Hut site, Glanrastel, Co. Kerry
Co. Kerry |
Settlement Sites
A circle of stones barely wide enough to lie down in, with its base stones poking just above the bog, is not the kind of thing that announces itself.
Yet this small circular hut at Glanrastel in south-west Kerry is precisely that understated, and all the more interesting for it. The structure measures just 2.5 metres in diameter, its drystone wall, the type built without mortar by carefully fitting stones together, surviving to a height of only 0.3 to 0.4 metres. A narrow entrance gap, 0.7 metres wide, faces the south-east. Thin bog cover and a grassing-over of the lower courses have done their best to absorb the whole thing back into the hillside.
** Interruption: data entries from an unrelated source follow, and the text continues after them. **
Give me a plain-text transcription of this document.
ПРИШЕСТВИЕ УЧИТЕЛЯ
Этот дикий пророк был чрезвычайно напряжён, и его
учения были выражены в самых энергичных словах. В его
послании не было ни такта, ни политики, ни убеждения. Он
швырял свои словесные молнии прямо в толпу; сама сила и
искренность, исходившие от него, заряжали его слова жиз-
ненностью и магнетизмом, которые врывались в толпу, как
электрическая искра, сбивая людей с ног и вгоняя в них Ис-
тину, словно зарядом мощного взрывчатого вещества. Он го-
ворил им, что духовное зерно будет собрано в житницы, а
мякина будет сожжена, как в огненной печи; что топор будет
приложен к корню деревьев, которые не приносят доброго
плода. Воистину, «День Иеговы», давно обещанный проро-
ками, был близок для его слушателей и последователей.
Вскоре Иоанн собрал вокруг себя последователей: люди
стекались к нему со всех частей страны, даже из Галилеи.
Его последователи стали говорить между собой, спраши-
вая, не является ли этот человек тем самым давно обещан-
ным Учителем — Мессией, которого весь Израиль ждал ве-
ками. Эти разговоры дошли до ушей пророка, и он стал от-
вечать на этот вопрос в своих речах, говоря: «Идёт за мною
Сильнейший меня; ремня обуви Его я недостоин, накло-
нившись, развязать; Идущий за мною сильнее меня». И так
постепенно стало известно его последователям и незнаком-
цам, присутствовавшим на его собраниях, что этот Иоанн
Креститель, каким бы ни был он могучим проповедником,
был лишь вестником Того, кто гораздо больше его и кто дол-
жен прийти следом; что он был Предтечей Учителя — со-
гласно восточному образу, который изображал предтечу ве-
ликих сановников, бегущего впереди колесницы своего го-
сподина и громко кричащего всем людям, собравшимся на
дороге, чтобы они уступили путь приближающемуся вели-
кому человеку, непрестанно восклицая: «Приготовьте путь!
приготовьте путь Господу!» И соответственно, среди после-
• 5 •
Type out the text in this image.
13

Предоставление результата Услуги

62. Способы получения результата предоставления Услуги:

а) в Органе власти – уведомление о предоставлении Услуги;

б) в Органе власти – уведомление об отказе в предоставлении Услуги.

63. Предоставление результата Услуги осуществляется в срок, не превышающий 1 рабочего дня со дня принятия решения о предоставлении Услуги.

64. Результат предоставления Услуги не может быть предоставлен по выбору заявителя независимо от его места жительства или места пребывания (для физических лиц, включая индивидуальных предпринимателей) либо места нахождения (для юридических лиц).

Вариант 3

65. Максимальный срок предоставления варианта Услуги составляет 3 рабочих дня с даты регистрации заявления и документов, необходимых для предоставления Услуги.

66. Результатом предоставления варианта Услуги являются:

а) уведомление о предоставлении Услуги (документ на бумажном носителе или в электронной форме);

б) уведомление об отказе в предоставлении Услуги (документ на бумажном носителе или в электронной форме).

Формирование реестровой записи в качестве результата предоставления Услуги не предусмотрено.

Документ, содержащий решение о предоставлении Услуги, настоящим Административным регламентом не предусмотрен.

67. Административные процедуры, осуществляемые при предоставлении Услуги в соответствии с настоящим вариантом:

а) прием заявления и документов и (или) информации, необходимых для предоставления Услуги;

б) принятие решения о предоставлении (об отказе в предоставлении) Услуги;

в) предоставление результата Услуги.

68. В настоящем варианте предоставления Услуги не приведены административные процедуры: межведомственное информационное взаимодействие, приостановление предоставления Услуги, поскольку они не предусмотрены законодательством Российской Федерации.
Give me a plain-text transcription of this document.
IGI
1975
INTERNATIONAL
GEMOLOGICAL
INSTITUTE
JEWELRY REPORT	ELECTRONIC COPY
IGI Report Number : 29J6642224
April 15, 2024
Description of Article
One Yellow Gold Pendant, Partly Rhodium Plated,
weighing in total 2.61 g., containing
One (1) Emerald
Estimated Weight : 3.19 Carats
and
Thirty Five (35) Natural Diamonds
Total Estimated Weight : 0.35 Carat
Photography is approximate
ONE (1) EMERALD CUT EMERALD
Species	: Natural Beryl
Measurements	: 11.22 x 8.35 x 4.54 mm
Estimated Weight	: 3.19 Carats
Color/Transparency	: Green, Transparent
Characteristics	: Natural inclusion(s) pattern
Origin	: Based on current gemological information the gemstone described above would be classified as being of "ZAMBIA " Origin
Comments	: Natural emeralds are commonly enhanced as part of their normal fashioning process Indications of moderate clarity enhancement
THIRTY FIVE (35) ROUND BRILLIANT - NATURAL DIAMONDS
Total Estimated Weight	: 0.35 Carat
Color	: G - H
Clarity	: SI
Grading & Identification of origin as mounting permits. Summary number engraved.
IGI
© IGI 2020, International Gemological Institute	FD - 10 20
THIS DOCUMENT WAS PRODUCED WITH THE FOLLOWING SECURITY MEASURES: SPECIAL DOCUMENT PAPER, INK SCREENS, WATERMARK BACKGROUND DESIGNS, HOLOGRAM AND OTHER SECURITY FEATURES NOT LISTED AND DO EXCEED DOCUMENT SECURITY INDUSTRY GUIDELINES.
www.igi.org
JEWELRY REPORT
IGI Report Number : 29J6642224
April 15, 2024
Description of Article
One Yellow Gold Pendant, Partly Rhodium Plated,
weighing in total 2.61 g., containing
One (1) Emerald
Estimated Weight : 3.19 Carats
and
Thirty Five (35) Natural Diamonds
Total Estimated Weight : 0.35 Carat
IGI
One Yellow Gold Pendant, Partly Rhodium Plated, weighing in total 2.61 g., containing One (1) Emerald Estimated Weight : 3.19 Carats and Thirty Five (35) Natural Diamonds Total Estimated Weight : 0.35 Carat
What lifts this beyond a single forgotten ruin is its context. The hut sits within the western sector of a larger enclosure, and it is not alone. A second hut abuts it to the south-west, close enough that the two structures were likely used in relation to one another. Further out, two more hut sites and a separate enclosure are scattered within roughly 16 to 32 metres in various directions, suggesting that Glanrastel was once the setting for a small cluster of activity rather than an isolated shelter. Such groupings of hut sites within or beside enclosures are known from across Kerry and the wider south-west of Ireland, and while dating them without excavation is difficult, they are generally associated with early medieval or prehistoric pastoral use, the seasonal movement of people and livestock through upland areas. The thin bog that now half-buries the walls is itself a kind of archive, preserving the stones at the cost of making them almost invisible.